Somewhere Out There(89)
Her mother smiled then. “Thank you, honey.” She paused. “I wish I did know more about your birth mother, but I don’t.” She gave Natalie a thoughtful look. “Does Brooke? Has she ever tried to find her?”
“Other than putting her information on the adoption registry that helped me find her, no.”
“Did the background check Kyle ran on Brooke tell you anything?”
Natalie froze, staring at her mother in disbelief. “The what?”
“Oh,” her mom said. Her cheeks flushed and she began blinking fast. “I thought you knew.”
“He ran a background check on Brooke?” Natalie said. She clenched her jaw, seething at the thought of what Kyle had done without her knowledge. “When? And how did you know about it?”
“Your father mentioned it,” she said. “I’m sure Kyle meant to tell you, honey. Maybe he was just waiting for the results.”
“I doubt that,” Natalie said. She stood up. “Sorry, Mom, but I need to go.”
Her mother stood as well. “Honey, wait. Maybe you should try and calm down first.”
“I’ll be fine.” Natalie kissed her mother on the cheek and walked out the door. She drove home as quickly as she could, gripping the wheel hard enough to turn her knuckles white. How could he do this without telling her? He didn’t trust her judgment. He lied to her.
Once she parked in the driveway, Natalie grabbed her purse and headed inside, her arms swinging at her sides. “Mommy!” Henry said, leaping off the couch and racing toward her. He threw himself against her legs and locked on with all four of his limbs.
“Not now, sweetie,” Natalie said, bending down to extricate her son’s grip. “Where’s your dad?”
“We’re in the kitchen, Mommy!” Hailey called out. “Guess what? Daddy’s trying to cook!”
“Very bad, those smells,” Henry said solemnly. He and Natalie walked into the kitchen, where Hailey sat on one of the barstools at the center island with a black olive on the tip of each of her fingers on one hand. She wiggled her fingers at Natalie, who wiggled hers in return. Kyle stood by the stove, stirring something in a pot. An acrid scent filled the air, evidence of something recently burned.
“Hey,” Kyle said. “I thought instead of tacos, we’d make homemade pizza, but the cheese on the first one oozed all over the oven and burned.” He grimaced. “I cleaned it up, but it still stinks. Sorry.”
“That’s okay,” Natalie said tightly, not wanting to start an argument in front of the kids. “The taco stuff is already done. Let’s just have those.” She looked at their children. “Why don’t you two go wash your hands in the bathroom?”
“We can do it here,” Hailey said, jumping down from her seat.
“No,” Natalie said. “Mommy needs to talk to Daddy for a minute. In private.” The kids waited a moment, and then, seeing that their mother wasn’t smiling, left the kitchen and went down the hall to the bathroom.
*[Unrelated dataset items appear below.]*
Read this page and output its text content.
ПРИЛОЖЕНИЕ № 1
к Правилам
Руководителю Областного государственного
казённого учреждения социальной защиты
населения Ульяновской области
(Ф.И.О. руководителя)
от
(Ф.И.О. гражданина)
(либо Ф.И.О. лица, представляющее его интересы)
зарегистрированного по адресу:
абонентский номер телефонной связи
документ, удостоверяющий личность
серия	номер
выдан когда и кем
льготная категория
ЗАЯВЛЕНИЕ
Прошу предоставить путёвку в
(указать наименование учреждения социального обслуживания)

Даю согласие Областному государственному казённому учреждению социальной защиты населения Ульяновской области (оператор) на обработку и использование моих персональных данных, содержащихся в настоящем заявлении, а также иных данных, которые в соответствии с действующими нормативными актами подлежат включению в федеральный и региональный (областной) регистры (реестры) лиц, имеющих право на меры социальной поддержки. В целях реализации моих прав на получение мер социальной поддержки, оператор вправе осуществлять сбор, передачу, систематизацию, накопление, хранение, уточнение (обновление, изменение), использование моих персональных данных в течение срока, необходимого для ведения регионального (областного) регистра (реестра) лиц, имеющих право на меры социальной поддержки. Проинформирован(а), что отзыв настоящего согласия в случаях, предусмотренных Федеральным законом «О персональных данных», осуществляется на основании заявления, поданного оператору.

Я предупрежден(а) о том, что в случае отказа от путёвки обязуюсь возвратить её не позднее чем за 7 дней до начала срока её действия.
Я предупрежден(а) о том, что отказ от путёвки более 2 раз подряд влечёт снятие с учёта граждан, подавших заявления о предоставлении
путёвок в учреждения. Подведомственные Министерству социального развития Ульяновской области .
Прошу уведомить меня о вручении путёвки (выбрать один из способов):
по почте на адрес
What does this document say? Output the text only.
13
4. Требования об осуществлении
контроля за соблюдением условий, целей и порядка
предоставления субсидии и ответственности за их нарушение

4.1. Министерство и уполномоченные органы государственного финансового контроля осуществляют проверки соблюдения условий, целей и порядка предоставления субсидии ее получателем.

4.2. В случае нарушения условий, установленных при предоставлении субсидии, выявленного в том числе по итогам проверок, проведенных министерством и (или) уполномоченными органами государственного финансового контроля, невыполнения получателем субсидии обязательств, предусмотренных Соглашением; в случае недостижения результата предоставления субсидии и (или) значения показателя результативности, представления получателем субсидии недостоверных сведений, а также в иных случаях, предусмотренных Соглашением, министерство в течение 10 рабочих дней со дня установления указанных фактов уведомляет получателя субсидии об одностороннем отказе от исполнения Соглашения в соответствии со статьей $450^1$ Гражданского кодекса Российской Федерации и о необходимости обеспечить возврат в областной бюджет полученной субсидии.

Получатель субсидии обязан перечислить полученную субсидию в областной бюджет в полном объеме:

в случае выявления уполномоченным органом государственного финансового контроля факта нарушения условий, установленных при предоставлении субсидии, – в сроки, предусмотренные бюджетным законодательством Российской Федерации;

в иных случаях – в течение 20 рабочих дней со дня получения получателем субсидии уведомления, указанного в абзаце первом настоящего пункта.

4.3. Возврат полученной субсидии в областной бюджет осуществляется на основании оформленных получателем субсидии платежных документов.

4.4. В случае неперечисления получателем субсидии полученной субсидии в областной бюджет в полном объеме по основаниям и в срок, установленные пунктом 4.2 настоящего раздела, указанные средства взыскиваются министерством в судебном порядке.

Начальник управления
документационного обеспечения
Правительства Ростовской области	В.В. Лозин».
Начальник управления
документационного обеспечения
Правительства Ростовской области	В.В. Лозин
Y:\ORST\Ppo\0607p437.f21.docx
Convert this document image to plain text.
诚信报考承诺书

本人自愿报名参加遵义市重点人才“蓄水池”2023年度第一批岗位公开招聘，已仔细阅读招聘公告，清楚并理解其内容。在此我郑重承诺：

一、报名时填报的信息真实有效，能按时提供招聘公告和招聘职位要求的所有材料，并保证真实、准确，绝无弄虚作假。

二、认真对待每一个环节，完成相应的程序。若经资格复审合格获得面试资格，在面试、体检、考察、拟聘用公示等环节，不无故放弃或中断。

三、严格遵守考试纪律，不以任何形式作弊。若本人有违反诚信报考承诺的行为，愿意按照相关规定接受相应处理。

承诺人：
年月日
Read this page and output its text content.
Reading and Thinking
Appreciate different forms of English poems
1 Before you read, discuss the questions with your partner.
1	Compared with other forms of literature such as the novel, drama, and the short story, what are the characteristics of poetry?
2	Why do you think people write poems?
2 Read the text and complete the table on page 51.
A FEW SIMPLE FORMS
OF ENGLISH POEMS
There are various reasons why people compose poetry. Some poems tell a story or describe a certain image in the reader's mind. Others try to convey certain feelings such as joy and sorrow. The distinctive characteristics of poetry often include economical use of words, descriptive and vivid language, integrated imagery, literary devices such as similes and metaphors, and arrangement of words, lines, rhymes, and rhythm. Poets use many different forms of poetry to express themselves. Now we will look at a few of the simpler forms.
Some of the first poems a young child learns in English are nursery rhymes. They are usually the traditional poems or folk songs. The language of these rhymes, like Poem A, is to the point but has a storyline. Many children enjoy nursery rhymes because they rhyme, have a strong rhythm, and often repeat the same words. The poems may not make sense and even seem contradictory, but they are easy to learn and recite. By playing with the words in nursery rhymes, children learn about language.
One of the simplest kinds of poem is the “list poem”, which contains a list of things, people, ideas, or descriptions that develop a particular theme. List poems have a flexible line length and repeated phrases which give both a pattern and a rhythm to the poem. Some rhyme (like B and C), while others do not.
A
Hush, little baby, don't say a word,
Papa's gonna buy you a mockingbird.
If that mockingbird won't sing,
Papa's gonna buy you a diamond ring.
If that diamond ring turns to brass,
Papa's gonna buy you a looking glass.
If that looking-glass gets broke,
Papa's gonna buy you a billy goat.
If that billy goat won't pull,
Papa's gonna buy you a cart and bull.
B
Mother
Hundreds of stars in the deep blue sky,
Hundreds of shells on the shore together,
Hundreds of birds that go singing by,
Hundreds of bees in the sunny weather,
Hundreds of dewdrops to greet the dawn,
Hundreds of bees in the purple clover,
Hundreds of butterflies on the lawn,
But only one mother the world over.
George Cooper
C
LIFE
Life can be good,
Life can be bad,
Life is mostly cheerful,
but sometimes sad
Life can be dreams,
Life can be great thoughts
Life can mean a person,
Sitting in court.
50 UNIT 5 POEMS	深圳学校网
“What’s wrong?” Kyle asked, letting go of the spoon he held and taking a couple of steps toward her.
She gave him a look that stopped him in his tracks. “I know about the background check. My mother told me, accidentally, assuming that you already had.”
“Nat, let me explain . . .”
“Not now,” she snapped. “Let’s just get through dinner and get the kids to bed.”
For the next two hours, Natalie spoke politely to her husband, pretending for her children’s sake that everything was normal. Once the kitchen had been cleaned up and the kids were bathed and tucked in, Natalie and Kyle returned downstairs, where they stood together in the kitchen, the corner of the house farthest from the kids’ rooms. Natalie didn’t want them to hear their parents fight.
“Before you say anything,” Kyle began, “I want you to know that I was going to tell you about running the report. I just wanted to get the results first.”
“And you thought that was a good idea,” Natalie said. Her jaw ached from gritting her teeth. “You seriously thought going behind my back was okay?”
“I didn’t think about it as going behind your back,” he said. “I just thought I’d do the check, and if anything weird came up, I would talk with you about it then.”
“It seems more likely that what you were really thinking was that if nothing ‘weird’ came up you wouldn’t have to tell me what you did.” She paused, watching as Kyle let her statement sink in. “Right?”
He stared at her, unblinking, for a good half minute before speaking. “Fine,” he said. “I decided to run the report and not say anything because I knew you’d be pissed. I did it to protect you.”
“You lied to me!” Natalie said, trying not to raise her voice, but failing. “After everything we talked about, how important you knew finding her was to me . . . after you promised not to judge her—”
“I wasn’t judging her!” Kyle said. His light brown eyes clouded with anger. “I was trying to keep you safe! I was looking out for our family. You were so blinded by your excitement—”
“Excuse me, blinded?” Natalie glared at him, her cheeks flushed, her fingernails digging into her palms.